Los Angeles Times examines Haiti's now-official Voodoo
As Weblog noted in April, Haiti President Jean-Bertrand Aristide, a former Catholic priest, has made Voodoo an officially recognized religion. Now, the Los Angeles Times reports, Voodoo priests or houngans soon will "be authorized to perform any civil service a Roman Catholic priest can, officiating at births, marriages and funerals."
"Voodoo has done everything for Haiti," Adnor Adely, a Voodoo priest, told the Times. "It gave us our independence, while the imported religions held us by the throat. We owe this to Aristide. He can be considered the president of Voodoo."

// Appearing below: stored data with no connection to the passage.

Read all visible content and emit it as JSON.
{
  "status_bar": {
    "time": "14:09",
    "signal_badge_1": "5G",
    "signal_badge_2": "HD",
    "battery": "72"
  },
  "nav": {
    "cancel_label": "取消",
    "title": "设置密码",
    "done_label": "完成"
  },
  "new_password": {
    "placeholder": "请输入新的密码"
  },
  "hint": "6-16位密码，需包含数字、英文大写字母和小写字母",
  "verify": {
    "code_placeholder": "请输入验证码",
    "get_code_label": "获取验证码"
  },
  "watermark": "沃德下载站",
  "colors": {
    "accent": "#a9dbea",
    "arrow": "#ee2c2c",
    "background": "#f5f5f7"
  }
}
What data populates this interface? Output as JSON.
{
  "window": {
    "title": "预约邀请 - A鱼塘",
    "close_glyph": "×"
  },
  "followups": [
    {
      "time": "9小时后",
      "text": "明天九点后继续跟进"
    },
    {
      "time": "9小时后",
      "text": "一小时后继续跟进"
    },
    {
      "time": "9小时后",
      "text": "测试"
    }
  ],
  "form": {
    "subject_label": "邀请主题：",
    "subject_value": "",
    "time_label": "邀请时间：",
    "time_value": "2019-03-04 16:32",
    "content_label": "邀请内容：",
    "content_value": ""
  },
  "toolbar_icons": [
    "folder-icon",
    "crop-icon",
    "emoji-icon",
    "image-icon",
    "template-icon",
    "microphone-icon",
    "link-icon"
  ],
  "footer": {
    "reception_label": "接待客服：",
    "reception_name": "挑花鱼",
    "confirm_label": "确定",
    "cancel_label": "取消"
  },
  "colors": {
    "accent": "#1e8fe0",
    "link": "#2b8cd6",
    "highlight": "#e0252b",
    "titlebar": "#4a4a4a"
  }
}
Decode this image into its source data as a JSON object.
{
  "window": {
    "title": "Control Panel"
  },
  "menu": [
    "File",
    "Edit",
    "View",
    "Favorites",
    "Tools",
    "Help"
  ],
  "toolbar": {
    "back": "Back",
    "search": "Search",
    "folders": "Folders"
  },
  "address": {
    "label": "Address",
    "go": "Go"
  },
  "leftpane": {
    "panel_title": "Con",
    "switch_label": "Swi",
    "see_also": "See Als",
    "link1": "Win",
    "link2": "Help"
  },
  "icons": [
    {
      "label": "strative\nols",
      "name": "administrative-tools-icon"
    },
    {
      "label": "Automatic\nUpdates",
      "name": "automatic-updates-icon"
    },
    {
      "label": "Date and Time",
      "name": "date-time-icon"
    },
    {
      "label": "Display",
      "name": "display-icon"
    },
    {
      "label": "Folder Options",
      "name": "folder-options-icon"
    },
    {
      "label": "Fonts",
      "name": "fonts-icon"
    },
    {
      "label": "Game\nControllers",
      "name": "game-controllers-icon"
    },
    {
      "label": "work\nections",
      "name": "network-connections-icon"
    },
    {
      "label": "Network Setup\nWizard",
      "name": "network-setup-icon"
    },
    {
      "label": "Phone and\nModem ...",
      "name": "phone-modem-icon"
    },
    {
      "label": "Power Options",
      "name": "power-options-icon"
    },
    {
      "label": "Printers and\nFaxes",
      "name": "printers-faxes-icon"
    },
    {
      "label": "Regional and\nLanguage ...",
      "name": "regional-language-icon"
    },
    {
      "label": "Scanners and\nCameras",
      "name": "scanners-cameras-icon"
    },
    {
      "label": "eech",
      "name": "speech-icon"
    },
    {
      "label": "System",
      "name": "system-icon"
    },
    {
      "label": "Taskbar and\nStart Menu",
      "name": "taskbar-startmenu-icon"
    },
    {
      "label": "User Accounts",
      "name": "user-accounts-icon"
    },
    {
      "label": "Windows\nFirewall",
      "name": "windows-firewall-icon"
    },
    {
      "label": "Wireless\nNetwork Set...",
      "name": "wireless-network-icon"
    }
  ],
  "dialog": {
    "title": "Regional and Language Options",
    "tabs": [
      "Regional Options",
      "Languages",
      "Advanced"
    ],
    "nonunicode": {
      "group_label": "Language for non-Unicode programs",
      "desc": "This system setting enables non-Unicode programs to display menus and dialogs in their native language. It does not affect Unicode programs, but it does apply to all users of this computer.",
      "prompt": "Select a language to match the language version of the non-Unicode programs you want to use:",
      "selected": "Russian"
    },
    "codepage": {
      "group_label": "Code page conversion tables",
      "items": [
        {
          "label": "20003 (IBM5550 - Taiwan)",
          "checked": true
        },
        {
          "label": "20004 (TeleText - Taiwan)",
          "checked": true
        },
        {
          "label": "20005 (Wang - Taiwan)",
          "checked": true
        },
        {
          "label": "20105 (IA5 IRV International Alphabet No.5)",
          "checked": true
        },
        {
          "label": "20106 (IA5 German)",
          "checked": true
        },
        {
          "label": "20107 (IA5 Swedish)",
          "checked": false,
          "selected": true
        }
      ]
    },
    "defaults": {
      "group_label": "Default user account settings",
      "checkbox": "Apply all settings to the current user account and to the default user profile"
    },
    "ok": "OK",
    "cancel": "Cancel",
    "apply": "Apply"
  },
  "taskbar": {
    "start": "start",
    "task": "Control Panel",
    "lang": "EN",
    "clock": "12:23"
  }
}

Voodoo has been legal in Haiti since the 1987 Haitian constitution. Given Voodoo's deep history and standing in Haiti, Aristide's move could be as much about political advantage as about freedoms. He is rumored to be attempting to change the nation's constitution in order to remain in office for a third term. He may now have the necessary support.
"Aristide is the only president in our history who has done something for us," said Adely. "We will stay with him forever and perform every ceremony necessary to keep him in power. We will not negotiate with any country on this, no matter how much pressure they put on us. We will eat rocks if we have to, as long as we can keep him in power."
The Catholic community in Haiti condemned Aristide's decision. In a statement, the bishop of Port-au-Prince, Msgr. Joseph Lafontant, said that giving Voodoo official status was "excessive." He also said that the application of the decree, that Voodoo priests can lead civil ceremonies and baptisms, is "an obvious mistake."